On the anti-Ramsey threshold
Eden Kuperwasser
TL;DR
The paper addresses the anti-Ramsey threshold for random graphs with respect to a fixed dense graph $H$. It introduces a novel degenerate decomposition, inspired by the Nine Dragon Tree theorem, that splits any host graph $G$ into a bounded-degree subgraph $B$ and a degenerate remainder, enabling a colouring that precludes rainbow copies of $H$ when $m_2(H)$ is large. The authors prove a deterministic version: if $m(G)\ge 18$, there is a proper edge-colouring in which every rainbow subgraph has $2$-density $d_2$ strictly below $m(G)$, leading to a probabilistic threshold result for anti-Ramsey properties.

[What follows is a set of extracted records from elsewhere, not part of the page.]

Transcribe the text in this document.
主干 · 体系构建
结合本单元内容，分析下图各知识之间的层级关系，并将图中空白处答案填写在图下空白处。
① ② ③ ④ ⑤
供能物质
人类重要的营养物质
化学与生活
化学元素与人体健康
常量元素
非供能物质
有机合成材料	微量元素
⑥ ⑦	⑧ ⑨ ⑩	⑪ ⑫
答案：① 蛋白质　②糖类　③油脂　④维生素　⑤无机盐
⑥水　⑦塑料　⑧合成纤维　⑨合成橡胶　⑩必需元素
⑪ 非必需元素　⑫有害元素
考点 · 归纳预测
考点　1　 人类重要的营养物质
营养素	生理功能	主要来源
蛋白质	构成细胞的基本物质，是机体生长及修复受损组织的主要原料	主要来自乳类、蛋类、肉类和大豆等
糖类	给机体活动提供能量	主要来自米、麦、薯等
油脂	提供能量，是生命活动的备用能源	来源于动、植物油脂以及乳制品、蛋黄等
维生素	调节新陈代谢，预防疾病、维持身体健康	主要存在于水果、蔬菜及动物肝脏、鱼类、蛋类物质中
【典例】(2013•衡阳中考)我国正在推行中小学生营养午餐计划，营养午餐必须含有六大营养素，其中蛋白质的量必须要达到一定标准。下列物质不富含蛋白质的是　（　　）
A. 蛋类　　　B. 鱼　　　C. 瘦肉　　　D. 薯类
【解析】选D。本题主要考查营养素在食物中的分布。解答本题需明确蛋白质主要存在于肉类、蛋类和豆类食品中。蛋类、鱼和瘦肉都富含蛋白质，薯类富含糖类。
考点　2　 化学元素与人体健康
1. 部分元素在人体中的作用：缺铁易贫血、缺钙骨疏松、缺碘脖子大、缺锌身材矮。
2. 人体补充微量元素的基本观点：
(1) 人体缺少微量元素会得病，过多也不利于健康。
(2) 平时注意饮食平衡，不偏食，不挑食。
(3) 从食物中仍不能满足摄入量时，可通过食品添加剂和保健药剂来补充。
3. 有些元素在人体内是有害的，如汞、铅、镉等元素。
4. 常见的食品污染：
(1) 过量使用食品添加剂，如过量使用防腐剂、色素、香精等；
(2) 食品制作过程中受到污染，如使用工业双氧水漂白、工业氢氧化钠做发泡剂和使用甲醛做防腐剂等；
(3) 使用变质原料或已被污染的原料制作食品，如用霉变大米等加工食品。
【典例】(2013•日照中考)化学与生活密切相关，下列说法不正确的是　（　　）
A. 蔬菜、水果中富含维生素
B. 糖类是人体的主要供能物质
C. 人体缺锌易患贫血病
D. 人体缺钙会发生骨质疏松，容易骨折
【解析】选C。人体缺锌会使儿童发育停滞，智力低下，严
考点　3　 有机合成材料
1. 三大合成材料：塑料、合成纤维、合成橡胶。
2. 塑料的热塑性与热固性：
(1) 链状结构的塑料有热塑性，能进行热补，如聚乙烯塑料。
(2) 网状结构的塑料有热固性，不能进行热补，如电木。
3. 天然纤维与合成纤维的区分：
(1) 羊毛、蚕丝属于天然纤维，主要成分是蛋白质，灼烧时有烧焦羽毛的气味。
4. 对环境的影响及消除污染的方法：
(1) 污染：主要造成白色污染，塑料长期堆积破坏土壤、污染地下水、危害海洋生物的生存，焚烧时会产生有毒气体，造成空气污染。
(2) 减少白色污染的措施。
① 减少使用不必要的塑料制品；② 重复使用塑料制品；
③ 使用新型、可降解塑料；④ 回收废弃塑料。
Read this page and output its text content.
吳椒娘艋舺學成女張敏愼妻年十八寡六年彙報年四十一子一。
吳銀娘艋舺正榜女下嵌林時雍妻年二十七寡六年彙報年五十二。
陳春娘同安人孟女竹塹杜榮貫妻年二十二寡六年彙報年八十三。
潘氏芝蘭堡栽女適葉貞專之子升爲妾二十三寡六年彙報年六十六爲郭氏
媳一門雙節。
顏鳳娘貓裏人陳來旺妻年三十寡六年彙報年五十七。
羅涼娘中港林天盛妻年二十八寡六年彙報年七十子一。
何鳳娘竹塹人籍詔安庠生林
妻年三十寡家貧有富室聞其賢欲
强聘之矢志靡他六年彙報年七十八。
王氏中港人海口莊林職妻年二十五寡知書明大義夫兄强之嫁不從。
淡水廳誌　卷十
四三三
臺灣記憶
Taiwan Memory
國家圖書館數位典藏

Consequently, for every strictly $2$-balanced $H$ with $m_2(H)\ge 19$, there exist constants $c_0<c_1$ such that $G_{n,p}$ is anti-Ramsey for $H$ with high probability when $p\ge c_1 n^{-1/m_2(H)}$ and not when $p\le c_0 n^{-1/m_2(H)}$. The decomposition technique may be of independent interest due to its structural control over degeneracy and edge-colouring implications.
Abstract
We say that a graph $G$ is anti-Ramsey for a graph $H$ if any proper edge-colouring of $G$ yields a rainbow copy of $H$, i.e. a copy of $H$ whose edges all receive different colours. In this work we determine the threshold at which the binomial random graph becomes anti-Ramsey for any fixed graph $H$, given that $H$ is sufficiently dense. Our proof employs a graph decomposition lemma in the style of the Nine Dragon Tree theorem that may be of independent interest.